Monday, October 12, 2009

LADIES AND GENTLEMEN


NOW APPEARING!

* The Wonderful Fractalodeon *
in full life-like color

The Like of Which has Never Previously Been Displayed.

Flourish


Baffles even the most learned
Professors
&
Men of Science.

Actually it seems to have put the Professor to sleep. Probably I should give the ballyhoo a rest, too. I am indebted to Wikipedia for the use of their French horn.

Sunday, October 11, 2009

A light bulb

Today I tried using the image import feature, for the first time since my couple of brief experiments when UF5 first came out. I'm still substantially intimidated by it, mainly because it adds such a large new dimension of possibilities to an already overwhelming number of choices. How in the world can I ever manage to decide what pictures I need infinitely many of?

I've gotten used to the idea of fractals being, for the most part, purely abstract. They don't necessarily need to mean anything, they just need to be arranged in pleasing compositions of color and shape. The thing about importing images is that it instantly changes the picture from abstract and non-threatening to concrete, specific, nailed-down and potentially fraught with meaning. Suddenly I have to think about concept, which I am exceedingly wary of. It's the sort of thing required by art school, and beloved of the kinds of artists I really dislike. I don't want my stuff to turn into Political!Art! all full of sleek graphical representations of talking-heads-of-state or Hitler's brain on drugs or what have you.

Except that I've also spent a fair amount of time in the last several months making fractals that are definitely illustrations, and approach something like recognizable. Sometimes I even have a concept in mind, much as I might hate to admit it.

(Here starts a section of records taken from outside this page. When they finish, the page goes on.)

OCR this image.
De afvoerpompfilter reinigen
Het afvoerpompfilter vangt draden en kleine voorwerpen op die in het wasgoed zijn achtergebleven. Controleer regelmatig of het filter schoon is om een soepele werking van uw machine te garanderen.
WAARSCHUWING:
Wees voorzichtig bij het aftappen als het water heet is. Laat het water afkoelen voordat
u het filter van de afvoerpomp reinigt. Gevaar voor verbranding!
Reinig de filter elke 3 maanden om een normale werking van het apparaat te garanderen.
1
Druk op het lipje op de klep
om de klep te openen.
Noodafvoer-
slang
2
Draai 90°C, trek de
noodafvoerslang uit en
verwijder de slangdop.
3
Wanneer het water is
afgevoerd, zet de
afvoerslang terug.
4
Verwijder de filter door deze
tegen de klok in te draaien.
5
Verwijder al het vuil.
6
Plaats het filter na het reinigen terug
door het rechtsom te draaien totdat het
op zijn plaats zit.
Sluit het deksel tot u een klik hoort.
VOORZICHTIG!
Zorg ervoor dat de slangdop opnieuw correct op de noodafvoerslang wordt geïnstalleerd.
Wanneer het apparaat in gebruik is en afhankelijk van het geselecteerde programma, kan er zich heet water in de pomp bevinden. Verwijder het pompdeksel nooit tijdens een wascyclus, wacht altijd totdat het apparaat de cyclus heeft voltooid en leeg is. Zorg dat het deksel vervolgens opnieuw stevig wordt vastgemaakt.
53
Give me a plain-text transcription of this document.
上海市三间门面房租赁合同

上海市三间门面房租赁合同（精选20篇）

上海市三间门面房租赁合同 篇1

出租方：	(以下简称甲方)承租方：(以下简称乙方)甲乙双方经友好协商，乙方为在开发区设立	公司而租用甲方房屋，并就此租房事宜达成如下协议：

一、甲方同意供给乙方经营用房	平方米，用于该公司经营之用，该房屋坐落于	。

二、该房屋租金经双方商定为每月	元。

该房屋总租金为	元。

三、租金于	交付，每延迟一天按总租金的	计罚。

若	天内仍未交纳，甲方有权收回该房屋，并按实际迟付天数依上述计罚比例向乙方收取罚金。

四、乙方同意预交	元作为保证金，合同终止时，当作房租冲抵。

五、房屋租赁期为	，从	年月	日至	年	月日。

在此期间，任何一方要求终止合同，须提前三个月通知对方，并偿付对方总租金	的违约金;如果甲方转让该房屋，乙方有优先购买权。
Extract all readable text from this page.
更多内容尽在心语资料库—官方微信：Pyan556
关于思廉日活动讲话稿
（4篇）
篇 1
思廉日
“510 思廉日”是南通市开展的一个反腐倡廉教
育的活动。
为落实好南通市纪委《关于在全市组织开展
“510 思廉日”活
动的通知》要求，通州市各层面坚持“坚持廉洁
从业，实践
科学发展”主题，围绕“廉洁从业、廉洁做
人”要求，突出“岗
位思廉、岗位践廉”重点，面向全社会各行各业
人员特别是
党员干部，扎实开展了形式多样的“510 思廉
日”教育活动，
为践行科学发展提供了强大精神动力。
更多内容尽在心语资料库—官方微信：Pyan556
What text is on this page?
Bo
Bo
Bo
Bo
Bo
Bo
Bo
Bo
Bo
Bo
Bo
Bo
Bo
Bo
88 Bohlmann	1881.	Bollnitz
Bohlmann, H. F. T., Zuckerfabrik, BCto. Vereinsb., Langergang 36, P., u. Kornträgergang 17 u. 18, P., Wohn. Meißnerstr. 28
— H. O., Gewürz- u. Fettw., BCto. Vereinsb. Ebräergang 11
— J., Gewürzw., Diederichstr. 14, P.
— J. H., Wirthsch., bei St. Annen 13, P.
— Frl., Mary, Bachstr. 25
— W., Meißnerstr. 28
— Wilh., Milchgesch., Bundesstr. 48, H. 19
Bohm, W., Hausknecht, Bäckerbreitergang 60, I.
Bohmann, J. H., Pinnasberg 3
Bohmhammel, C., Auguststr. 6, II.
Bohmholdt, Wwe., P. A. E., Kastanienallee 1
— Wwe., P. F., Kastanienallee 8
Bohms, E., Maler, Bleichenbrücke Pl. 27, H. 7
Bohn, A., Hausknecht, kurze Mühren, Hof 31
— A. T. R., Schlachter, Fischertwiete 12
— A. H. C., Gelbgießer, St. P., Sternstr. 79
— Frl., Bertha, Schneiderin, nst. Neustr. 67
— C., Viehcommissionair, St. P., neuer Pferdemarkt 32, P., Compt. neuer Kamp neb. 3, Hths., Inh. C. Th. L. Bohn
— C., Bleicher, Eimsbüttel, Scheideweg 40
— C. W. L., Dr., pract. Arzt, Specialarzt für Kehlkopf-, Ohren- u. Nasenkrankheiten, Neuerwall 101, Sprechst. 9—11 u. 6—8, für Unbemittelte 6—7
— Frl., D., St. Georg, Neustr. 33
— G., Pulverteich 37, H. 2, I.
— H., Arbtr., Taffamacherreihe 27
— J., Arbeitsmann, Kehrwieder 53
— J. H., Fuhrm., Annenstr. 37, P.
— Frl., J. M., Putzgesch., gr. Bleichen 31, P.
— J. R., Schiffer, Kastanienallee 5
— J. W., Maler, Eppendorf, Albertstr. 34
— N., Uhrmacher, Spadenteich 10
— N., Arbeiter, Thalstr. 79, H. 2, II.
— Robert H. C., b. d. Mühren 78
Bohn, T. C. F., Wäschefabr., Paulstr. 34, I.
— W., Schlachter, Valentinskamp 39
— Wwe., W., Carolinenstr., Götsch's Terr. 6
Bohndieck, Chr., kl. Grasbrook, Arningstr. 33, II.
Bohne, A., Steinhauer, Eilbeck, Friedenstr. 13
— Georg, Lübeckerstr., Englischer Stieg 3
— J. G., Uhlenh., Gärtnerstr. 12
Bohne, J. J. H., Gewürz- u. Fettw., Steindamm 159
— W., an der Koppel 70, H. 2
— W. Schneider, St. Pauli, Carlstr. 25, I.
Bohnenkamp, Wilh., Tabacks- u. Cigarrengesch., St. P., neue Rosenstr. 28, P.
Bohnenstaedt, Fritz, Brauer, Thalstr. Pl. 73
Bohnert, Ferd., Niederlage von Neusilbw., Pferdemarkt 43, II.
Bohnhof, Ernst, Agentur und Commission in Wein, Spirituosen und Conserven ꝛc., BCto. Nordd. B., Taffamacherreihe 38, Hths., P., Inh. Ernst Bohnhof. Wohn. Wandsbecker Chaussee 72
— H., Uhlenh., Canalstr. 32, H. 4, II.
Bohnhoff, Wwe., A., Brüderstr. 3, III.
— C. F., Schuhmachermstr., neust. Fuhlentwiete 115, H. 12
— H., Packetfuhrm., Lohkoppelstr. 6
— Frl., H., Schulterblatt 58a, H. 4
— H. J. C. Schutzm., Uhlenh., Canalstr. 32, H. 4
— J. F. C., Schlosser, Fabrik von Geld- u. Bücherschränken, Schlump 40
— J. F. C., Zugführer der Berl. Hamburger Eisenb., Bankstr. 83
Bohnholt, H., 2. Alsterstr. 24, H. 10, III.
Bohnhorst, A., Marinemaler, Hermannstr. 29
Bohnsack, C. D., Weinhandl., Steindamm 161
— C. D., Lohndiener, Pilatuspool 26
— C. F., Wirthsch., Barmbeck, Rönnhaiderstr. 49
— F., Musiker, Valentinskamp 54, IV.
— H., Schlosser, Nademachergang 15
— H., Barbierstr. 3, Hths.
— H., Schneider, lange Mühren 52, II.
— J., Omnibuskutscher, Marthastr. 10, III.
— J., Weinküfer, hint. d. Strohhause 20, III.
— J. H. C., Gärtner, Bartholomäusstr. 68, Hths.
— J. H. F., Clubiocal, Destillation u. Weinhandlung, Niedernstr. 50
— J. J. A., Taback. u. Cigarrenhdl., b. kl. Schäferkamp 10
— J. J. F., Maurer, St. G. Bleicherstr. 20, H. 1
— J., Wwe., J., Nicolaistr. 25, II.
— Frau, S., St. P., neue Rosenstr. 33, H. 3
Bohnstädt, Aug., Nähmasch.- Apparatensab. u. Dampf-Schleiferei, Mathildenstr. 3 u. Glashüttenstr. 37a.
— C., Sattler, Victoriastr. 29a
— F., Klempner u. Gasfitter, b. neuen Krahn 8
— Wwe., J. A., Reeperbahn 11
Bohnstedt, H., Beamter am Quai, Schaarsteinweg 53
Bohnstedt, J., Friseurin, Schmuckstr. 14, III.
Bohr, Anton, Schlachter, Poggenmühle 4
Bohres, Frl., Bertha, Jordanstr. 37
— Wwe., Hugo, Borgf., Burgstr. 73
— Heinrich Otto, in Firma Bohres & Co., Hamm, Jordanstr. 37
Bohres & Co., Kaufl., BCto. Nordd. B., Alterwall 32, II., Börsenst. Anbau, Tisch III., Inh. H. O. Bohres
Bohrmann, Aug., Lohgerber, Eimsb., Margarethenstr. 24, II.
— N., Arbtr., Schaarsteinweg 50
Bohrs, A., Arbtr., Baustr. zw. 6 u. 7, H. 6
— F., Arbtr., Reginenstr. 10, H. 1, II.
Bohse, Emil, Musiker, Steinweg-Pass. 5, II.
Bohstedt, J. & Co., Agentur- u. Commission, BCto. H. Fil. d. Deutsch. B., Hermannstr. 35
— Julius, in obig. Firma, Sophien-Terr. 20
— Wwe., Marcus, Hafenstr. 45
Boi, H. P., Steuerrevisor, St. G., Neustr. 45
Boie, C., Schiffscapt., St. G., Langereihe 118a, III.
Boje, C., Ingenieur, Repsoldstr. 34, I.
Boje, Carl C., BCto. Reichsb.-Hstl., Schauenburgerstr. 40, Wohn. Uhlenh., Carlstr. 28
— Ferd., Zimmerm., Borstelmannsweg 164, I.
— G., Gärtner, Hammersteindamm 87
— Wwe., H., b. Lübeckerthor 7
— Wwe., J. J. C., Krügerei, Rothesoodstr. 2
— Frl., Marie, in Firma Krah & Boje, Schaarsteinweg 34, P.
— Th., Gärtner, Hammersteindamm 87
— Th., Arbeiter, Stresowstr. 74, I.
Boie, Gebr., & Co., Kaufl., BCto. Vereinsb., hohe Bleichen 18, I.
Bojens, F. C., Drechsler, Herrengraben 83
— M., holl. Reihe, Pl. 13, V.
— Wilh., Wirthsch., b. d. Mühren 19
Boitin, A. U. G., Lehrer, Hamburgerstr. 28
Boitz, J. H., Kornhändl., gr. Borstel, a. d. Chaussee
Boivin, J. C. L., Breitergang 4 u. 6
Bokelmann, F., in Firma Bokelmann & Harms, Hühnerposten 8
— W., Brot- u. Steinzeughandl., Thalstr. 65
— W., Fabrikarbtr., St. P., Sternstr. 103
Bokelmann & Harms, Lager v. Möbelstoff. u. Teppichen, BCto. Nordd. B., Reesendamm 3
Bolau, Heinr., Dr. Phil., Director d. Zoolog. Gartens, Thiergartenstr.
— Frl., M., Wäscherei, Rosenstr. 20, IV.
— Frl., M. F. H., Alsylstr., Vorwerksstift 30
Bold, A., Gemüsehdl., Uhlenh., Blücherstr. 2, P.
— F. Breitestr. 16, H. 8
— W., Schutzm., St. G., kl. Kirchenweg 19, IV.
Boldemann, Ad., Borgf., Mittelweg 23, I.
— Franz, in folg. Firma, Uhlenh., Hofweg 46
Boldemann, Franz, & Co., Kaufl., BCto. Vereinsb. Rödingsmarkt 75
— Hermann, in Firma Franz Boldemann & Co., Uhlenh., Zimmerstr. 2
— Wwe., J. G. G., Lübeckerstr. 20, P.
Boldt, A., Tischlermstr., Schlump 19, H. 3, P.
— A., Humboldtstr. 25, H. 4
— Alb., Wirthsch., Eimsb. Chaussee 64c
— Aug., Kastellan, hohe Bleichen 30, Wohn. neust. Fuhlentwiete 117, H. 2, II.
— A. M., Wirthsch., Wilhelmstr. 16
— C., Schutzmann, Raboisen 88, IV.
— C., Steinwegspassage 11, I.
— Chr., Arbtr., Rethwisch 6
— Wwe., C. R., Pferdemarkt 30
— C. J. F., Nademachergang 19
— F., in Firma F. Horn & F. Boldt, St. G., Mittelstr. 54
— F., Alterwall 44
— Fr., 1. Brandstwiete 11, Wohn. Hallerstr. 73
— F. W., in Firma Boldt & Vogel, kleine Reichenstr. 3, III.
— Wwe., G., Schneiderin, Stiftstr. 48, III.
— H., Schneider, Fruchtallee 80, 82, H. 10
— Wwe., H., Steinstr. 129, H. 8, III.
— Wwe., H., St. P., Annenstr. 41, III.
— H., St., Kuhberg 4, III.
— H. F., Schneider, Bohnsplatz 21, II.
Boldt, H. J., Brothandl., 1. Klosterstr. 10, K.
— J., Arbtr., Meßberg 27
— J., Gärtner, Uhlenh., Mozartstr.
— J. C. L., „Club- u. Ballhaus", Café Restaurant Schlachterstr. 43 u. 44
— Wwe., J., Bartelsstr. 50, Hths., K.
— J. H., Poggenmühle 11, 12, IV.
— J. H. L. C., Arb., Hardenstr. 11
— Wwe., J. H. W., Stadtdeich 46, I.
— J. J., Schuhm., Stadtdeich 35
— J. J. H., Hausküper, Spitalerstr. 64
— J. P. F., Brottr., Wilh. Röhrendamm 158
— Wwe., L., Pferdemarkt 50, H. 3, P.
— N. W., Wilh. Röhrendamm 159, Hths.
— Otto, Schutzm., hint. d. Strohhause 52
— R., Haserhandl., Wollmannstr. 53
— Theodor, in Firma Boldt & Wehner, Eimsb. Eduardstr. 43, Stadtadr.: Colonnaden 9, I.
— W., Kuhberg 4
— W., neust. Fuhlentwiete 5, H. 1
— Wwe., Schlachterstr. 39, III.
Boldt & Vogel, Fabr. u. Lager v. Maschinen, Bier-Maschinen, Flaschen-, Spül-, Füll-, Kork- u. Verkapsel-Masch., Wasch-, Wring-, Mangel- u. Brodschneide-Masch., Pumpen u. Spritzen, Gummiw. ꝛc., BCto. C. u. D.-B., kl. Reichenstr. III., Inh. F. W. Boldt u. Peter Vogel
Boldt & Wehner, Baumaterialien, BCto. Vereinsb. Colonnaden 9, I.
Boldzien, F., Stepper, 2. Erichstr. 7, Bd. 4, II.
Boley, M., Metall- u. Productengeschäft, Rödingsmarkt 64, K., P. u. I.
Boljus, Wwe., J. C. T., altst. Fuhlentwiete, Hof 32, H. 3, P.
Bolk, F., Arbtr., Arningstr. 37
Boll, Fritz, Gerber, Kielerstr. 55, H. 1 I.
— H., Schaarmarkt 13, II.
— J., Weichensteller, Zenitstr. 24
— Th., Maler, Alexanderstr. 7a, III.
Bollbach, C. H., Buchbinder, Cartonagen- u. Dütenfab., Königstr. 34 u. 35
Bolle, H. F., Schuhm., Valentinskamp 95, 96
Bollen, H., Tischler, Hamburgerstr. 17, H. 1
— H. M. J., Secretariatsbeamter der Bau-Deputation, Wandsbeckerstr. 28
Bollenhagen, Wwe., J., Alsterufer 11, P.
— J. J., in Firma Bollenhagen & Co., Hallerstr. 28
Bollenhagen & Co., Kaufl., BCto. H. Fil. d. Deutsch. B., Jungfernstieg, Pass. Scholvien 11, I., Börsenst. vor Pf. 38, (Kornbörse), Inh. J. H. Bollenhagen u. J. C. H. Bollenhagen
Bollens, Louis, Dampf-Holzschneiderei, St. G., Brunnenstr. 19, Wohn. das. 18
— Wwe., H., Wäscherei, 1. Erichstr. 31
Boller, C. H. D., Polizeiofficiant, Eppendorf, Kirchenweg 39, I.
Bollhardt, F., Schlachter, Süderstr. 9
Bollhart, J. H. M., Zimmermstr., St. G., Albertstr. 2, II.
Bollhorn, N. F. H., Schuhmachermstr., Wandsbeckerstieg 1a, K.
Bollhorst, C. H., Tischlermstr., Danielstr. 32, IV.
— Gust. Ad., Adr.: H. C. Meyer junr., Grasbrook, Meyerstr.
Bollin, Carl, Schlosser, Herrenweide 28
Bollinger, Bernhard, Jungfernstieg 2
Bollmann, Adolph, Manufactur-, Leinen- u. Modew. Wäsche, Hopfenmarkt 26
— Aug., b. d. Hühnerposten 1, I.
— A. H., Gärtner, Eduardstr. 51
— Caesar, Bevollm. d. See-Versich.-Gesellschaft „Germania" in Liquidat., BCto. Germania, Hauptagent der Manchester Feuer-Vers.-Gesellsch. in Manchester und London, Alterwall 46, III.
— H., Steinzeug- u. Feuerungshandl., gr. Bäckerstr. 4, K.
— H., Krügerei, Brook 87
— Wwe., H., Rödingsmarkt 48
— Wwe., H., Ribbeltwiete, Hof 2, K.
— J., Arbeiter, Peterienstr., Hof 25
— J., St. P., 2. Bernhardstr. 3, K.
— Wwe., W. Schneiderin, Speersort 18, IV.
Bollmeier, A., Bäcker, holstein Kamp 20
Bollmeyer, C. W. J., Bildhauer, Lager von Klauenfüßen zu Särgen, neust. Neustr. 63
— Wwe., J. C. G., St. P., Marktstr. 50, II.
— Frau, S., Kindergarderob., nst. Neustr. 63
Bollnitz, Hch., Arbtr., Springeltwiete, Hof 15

So I figured it was time to drag out some of my favorite recurring motifs, the ones I'm comfortable with, and put them into fractals to see what they do. I started with this light bulb.

A Light Bulb



A Julia set introduced some nice distortions, making the shape more globe-like. But it's still quite recognizable, and not terribly interesting except that it makes kind of a good dark/light pattern.

Julia Bulbs



I had another fractal window open, with a different picture I'd been working on, an Ikenaga Roots-Mandel. So I tried pasting the image trap into one of the layers, and ended up with something like a steam-powered carpet slipper.

Brass Slippers



This one seems cheerfully bizarre enough that I'd like to pursue it further, and maybe add some layers with more images: say, a tuba or something. It would be fun to see if I could make some really ridiculous fractal contraptions. Or, y'know, talking-heads-of-state.

Wednesday, October 7, 2009

It's all done with mirrors

...whose end, both at the first and now, was, and is, to hold, as 'twere, the mirror up to nature...
—William Shakespeare, Hamlet, Act III scene ii

. . . . . . . . . . . . .

The Universe—some information to help you live in it.
1 AREA: Infinite.
...
6 ART: None.
The function of art is to hold the mirror up to nature, and there simply isn't a mirror big enough—see point one.
—Douglas Adams, The Restaurant at the End of the Universe

Holding a Mirror Up



I still don't really know what the point of art is, or if it has a point, or if in fact there's any such thing at all. I also suspect that the above image owes something to the work of Olafur Eliasson, in addition to the quoted authors.

Friday, October 2, 2009

Strong primary colors

Train of thought, only loosely connected:

Stripes -> Circus -> Calder's Circus -> Alexander Calder. It occurs to me that Calder's mobiles are about physics and gravity in the same way that fractals are about math. The underlying science or algorithm is a lot of what makes the effect of the thing work, but the resulting piece of art goes much deeper than a simple set of equations.

I remember looking up Calder in one of my art history textbooks, and being completely annoyed that he had been left out. Since then, it has been a small secret ambition of mine to get just famous enough that some future student is offended that I've been left out of their history book. I figure the chances are pretty slim, but it's good to have goals.